20 subjects rated the dissimilarity of all pairs of 22 “typical” adverbs that completed the phrase "My eyes are/feel...", For example, these adverbs included burning, scratchy, cold and OK. All 231 pairwise combinations of these words were rated by subjects using magnitude estimation on a scale of “exactly the same” (0) to “completely different” (100). For each subject the order of pairs was randomized and from these ratings, dissimilarity matrices were formed. These matrices were in turn analysed using a number of MDS algorithms, in particular SMACOF because it also provided a jackknife error estimation for the solution. Data were analysed using R.

 
Results
 

Scree plots showed that 2 dimensions account for most of the data variability. Regardless of the method used the results were consistent and are illustrated in the Figure.

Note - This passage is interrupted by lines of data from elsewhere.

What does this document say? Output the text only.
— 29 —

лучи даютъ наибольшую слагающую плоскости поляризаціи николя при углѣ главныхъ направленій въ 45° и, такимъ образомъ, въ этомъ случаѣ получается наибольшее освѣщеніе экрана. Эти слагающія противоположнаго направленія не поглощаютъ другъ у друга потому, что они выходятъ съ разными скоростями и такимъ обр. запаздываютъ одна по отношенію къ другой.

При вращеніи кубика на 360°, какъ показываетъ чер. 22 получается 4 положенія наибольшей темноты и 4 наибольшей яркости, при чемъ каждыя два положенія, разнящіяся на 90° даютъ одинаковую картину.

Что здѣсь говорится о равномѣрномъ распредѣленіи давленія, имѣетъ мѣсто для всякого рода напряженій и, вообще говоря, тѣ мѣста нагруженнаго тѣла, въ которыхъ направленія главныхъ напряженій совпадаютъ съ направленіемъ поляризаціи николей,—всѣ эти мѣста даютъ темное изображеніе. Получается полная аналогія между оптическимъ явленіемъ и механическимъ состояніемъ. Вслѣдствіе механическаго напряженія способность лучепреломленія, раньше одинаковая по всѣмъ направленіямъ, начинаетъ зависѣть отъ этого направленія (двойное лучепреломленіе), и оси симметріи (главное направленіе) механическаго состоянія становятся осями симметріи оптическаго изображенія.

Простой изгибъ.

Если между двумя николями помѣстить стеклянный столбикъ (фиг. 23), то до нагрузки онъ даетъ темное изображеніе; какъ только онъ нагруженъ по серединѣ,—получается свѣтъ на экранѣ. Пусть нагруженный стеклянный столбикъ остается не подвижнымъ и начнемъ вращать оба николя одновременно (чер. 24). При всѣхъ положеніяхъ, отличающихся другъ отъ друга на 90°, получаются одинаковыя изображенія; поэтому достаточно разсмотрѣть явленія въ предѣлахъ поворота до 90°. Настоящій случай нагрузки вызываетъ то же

The first dimension is a "discomfort" dimension with most of the words connoting unpleasantness generally clustered in the same region of the solution space (circles/words on the left in the fig.) and the "comfortable" words at the other end of this dimension (on the right). The second dimension is thermal, with warm (highest in the fig.) and cool (lowest in the fig.) at opposite ends.

 
Conclusions
 

The results are somewhat surprising since current physiological and psychophysical evidence would suggest at least 3 dimensions, one based on words characterizing mechanical (painful) attributes, one for chemical (also painful) descriptors and one based on mild temperature (particularly cool). Since subjects appear, rather, to collapse the 2 physiologically plausible pain dimensions into a single discomfort dimension, perhaps more attention could be paid to understanding subjects' interpretations of the actual terms used when measuring ocular surface discomfort before these words are used, untested, in scales.